Eglise Saint-Georges

De la communion eucharistique à la communion des saints.


Le pape Benoît XVI nous disait le 14 septembre à Lourdes :

« L'Hostie sainte exposée à nos yeux dit cette Puissance infinie de l'Amour manifestée sur la Croix glorieuse… L'Hostie Sainte est le Sacrement vivant, efficace de la présence éternelle du Sauveur des hommes à son Eglise. »
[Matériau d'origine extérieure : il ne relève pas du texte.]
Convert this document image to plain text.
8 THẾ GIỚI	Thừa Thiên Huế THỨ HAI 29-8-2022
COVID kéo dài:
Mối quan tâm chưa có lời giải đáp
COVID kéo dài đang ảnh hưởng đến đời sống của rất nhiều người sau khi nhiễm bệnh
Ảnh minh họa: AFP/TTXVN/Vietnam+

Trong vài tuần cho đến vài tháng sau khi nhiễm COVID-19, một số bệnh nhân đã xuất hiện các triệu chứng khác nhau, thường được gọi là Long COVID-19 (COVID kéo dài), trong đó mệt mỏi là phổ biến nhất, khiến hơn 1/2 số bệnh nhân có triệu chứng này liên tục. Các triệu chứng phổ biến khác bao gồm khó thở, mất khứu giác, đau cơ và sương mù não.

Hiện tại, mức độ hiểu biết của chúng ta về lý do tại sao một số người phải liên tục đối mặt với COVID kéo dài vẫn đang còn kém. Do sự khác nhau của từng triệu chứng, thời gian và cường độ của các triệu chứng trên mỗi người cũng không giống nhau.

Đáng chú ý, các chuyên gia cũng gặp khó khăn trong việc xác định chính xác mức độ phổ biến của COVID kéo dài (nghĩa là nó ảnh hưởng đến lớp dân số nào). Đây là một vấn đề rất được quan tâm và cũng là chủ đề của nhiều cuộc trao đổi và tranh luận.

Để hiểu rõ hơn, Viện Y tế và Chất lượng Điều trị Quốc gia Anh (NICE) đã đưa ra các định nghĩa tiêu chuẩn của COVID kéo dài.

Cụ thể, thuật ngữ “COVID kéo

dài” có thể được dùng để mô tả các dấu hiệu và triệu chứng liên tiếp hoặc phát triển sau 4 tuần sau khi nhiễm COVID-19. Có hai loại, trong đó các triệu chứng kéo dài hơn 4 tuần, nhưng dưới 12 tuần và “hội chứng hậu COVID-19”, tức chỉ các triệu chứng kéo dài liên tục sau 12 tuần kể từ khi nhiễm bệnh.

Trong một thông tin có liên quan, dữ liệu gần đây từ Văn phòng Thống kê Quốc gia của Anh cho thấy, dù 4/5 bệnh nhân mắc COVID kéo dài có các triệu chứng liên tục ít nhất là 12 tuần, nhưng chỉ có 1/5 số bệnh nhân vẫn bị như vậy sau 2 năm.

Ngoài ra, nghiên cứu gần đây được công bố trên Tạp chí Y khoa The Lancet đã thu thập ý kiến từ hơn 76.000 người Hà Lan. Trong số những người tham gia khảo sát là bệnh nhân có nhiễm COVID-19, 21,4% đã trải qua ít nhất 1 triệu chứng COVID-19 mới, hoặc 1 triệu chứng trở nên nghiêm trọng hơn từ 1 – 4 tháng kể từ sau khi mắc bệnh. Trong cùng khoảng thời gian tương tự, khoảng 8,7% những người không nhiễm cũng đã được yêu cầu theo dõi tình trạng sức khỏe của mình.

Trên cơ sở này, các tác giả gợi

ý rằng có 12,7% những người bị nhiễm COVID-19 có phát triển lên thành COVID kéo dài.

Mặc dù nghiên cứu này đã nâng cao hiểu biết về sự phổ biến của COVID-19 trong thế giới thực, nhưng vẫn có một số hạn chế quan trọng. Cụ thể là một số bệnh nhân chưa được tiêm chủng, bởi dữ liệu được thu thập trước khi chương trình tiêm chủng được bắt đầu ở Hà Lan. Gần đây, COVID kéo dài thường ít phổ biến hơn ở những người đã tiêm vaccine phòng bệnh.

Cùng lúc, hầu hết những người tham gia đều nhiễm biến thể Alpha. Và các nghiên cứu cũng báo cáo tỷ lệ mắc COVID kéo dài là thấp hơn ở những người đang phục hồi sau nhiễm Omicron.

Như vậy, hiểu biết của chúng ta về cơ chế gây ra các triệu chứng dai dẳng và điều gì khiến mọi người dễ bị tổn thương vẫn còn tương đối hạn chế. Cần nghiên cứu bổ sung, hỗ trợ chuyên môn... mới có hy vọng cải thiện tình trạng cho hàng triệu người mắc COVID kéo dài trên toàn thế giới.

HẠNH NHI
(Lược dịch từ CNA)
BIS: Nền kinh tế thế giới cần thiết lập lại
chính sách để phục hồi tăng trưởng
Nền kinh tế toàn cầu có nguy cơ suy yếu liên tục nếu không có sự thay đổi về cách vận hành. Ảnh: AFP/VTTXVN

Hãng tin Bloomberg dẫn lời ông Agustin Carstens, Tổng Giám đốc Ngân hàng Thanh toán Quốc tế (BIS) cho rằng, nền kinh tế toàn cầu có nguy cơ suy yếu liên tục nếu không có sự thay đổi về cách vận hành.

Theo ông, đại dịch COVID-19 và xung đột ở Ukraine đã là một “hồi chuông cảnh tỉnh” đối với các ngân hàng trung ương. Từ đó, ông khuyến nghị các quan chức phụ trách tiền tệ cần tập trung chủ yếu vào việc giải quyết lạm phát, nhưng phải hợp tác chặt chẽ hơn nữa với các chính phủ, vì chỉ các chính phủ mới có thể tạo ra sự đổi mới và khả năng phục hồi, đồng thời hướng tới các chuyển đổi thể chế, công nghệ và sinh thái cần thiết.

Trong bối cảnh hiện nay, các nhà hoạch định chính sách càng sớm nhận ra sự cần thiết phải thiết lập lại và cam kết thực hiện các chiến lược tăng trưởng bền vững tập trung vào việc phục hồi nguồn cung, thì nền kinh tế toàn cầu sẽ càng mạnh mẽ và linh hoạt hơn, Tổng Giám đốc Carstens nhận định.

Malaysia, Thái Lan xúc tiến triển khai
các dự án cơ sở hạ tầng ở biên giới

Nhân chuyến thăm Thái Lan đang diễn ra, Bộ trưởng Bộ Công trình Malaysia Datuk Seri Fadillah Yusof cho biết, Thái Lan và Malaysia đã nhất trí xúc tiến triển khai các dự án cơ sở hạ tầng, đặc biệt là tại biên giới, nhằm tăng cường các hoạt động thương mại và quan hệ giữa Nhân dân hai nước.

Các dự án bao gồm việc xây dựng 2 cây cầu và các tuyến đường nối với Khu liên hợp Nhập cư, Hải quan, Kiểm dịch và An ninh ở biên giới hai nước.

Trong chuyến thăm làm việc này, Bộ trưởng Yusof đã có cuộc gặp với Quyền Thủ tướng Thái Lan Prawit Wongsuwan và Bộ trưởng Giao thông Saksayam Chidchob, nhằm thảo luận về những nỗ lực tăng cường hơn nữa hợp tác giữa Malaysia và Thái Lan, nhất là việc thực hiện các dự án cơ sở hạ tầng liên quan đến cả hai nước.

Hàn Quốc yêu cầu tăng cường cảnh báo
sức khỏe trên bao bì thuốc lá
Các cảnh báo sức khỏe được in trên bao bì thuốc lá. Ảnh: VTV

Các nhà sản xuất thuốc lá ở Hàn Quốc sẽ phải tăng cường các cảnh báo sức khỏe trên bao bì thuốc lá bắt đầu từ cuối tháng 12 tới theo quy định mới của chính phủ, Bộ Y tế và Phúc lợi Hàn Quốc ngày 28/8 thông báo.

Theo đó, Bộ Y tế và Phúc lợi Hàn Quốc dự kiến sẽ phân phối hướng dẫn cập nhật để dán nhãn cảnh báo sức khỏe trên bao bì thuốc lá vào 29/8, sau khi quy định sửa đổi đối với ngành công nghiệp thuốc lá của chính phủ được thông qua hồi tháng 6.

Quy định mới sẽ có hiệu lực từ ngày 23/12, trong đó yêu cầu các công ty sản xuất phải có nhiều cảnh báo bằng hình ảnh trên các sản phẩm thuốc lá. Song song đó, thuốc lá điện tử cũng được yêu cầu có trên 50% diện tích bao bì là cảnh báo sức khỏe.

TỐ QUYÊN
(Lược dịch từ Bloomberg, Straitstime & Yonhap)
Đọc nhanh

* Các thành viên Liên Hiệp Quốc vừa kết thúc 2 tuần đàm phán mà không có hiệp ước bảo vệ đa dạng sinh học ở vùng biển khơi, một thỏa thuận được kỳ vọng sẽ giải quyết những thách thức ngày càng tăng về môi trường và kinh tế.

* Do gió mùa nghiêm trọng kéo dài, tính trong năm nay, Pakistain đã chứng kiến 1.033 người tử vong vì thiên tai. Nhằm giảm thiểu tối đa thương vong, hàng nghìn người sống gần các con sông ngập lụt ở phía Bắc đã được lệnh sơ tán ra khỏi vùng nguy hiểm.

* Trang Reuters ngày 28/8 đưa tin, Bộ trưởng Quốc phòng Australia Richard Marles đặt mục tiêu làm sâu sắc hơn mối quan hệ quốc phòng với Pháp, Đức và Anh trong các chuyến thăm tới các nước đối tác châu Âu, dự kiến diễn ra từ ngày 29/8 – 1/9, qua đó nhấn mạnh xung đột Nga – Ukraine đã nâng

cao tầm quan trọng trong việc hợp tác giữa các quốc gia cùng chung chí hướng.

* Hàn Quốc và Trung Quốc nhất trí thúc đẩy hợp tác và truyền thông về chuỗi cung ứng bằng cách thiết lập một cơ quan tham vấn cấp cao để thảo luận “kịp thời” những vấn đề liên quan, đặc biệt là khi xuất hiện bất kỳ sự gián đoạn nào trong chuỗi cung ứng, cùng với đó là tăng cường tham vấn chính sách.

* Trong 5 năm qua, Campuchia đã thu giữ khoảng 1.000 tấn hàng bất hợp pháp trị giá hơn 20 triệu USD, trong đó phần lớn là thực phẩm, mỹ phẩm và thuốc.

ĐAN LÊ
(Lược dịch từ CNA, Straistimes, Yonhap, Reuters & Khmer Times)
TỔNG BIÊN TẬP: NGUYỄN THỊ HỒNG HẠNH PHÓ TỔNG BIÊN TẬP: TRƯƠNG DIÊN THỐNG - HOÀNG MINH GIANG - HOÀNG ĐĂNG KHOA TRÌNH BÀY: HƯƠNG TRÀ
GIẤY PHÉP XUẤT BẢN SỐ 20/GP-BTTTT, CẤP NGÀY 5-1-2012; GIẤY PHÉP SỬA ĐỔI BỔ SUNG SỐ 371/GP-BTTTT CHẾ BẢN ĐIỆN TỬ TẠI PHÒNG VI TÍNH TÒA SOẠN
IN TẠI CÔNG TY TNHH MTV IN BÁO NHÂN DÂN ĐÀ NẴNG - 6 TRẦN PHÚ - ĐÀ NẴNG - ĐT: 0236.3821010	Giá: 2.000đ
«Jésus-Christ passé, dans la vérité historique de la soirée au Cénacle, où nous ramène toute célébration de la sainte messe.
Jésus-Christ présent, parce qu'il nous dit : Prenez et mangez-en tous, ceci est mon corps, ceci est mon sang…
L'Eucharistie est aussi Jésus-Christ futur, Jésus-Christ à venir. Lorsque nous contemplons l'Hostie Sainte, son Corps de gloire transfiguré et ressuscité, nous contemplons ce que nous contemplerons dans l'éternité, en y découvrant le monde entier porté par son Créateur à chaque seconde de son histoire. Chaque fois que nous Le mangeons, mais aussi chaque fois que nous Le contemplons, nous L'annonçons, jusqu'à ce qu'Il revienne, donec veniat. C'est pourquoi, nous Le recevons avec un infini respect. »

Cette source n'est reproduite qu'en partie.